家族にも心閉ざしたセクシー女優・戸田真琴が映画監督になったワケ「自分を愛してあげるため」
セクシー女優、文筆家として活躍する戸田真琴の初監督映画「永遠が通り過ぎていく」が4月1日から全国ロードショーされる。2023年1月をもって、セクシー女優引退を宣言している戸田に初映画監督を終えた今、何を思っているのか。振り返ってもらった。
初監督映画「永遠が通り過ぎていく」が4月1日から全国ロードショー
セクシー女優、文筆家として活躍する戸田真琴の初監督映画「永遠が通り過ぎていく」が4月1日から全国ロードショーされる。2023年1月をもって、セクシー女優引退を宣言している戸田に初映画監督を終えた今、何を思っているのか。振り返ってもらった。(取材・文=島田将斗)
映画「シン・ゴジラ」の映画評の衝撃は今も色あせることはない。連載コラムの執筆などにも挑戦している戸田はなぜ映画を撮る決断をしたのか。
「世間的には映画好きのセクシー女優という立ち位置でしたけれど、今のお仕事を始めるずっと前から、いつかは撮りたいと思っていました。仕事をやめてお金を貯めて、山にこもって撮るのかなみたいな。いつか映画にたどり着くのかなという希望はありました」。

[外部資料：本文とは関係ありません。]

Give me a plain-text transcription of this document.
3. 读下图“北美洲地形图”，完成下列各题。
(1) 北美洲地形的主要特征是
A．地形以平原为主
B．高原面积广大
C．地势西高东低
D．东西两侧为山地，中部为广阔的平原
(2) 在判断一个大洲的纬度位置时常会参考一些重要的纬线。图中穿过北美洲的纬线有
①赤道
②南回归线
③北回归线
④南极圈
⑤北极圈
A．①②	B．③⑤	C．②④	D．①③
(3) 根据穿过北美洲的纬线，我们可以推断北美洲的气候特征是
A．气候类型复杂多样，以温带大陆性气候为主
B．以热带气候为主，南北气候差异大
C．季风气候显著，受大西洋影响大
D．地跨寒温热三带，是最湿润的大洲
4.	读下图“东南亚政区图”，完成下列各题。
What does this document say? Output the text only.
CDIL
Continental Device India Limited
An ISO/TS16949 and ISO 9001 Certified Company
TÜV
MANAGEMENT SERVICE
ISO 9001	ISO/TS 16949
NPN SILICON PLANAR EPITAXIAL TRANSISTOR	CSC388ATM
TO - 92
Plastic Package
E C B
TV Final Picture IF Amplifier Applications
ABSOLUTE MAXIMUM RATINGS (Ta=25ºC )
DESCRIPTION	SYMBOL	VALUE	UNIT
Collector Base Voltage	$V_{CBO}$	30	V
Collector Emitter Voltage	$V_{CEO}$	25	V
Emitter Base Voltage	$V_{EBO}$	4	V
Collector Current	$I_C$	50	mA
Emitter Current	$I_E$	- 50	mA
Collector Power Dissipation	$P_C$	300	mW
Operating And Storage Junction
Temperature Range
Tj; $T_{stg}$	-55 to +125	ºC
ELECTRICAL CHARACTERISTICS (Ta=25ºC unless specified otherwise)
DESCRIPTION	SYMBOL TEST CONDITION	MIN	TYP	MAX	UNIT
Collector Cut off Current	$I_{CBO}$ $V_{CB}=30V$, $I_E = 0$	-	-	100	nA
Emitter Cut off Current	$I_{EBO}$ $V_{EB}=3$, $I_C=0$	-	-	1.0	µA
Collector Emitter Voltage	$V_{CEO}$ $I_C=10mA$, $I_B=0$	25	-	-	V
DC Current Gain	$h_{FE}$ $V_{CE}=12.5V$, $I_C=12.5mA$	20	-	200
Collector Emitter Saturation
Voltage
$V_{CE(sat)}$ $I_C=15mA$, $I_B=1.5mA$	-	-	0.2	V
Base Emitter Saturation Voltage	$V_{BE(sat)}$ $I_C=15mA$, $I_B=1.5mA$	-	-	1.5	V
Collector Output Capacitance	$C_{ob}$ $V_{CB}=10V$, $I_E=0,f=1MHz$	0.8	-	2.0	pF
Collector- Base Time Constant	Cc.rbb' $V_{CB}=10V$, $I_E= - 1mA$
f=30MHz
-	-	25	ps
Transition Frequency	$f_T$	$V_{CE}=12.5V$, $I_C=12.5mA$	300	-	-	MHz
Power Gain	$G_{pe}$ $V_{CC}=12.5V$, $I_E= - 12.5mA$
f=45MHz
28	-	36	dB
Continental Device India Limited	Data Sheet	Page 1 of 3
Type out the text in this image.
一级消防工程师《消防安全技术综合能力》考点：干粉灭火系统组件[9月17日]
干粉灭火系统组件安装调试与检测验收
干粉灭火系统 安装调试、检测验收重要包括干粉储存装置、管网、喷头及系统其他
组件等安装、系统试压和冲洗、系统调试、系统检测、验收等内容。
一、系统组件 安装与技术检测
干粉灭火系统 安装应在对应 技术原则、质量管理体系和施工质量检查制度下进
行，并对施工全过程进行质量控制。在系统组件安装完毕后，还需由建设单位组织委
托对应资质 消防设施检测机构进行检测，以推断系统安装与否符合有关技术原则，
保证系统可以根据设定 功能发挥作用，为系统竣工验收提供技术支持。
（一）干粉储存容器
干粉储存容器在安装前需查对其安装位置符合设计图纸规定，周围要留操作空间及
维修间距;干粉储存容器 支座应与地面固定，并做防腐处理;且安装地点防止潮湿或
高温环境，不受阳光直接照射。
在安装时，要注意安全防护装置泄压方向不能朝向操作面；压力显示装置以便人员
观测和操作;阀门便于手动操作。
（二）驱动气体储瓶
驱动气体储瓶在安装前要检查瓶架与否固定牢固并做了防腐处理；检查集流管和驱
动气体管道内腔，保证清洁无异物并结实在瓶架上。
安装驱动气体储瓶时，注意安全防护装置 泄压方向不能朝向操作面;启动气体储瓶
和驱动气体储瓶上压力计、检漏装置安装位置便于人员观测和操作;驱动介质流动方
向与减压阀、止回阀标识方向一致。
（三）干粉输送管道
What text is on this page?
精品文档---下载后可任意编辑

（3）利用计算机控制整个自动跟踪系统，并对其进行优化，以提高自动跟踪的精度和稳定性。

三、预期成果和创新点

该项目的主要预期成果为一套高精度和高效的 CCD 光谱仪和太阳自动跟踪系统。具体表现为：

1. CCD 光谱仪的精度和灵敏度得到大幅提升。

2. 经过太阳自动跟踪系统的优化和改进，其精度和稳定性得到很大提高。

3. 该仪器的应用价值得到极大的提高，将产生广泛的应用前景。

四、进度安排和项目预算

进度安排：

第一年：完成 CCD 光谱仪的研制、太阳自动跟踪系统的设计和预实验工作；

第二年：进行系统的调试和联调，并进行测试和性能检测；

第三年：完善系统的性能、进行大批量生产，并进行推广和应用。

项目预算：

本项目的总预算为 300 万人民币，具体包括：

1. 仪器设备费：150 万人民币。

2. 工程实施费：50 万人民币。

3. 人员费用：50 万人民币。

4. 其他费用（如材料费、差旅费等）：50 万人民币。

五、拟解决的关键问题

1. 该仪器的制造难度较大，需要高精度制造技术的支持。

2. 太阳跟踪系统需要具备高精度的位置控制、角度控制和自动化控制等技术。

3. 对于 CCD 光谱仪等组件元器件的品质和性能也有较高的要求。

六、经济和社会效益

今映画の制作は19年に「戸田真琴実験映画集プロジェクト」という名でスタートした。「アリアとマリア」「Blue Through」「M」の3本の短編で構成されている。3本に対して戸田は「完全な史実ではないが、心象風景として自分のこれまで見たことをなぞっている」と説明する。
制作のきっかけは2つある。1つはファンからの期待だ。「いちから自主映画として、応援してくれている方々に力を借りて、自分が撮るべきものを撮ろうという形で作ることになりました」と思い返す。もうひとつの大きな理由が大森靖子の楽曲「M」だ。
「『M』という曲についてずっと考えていて。この詩の主人公の人はどういう景色を見て生きていたのだろう。映像的な視点を付け足したくて、自分の視覚で改めてパッケージングしたいなと思いました」と経緯を明かした。
「世の中を生きていて見ている景色を映像として捉えていることが多い」と感じている戸田。同映画に出てくるせりふは独特な言い回しのものも多く、演者に対して世界観を伝えるのにも一苦労だった。
「対人コミュニケーションがすごく苦手で、友達とかとも心から話したことはほぼなかった。家族にも心を閉じて生きてきた」と自身の性格を打ち明ける。そういった環境で育ち得たものが現在の戸田を支えている“言葉”だった。
「撮影中は、自分の表現したいものがどういうものなのかを伝えるのが難しくて、何度も話し合う場面もありました。特に『このセリフはもっとこう』などと伝えるのに、演者さんが理解するための補助線を出すことが難しかった。負担の多い中やりきってくれた演者さんには感謝しかないです」と振り返る。
また「描くべき景色が先にあって、それを言語化するときに、美しさが損なわれるようなことを安直にあてはめないということをやってきました」とこだわりも教えてくれた。
2本目の短編「Blue Through」では、「撮り切れないもの」や「カットしなければならない部分」も多くあった。最終的な完成形が見えなくなることにも悩んだが、念願の映画は完成した。
作品の出来栄えを「自分の頭の中のビジョンがそのまま形になったというよりは、新しい別の納得いくアンサーを見せてもらった」と表現している。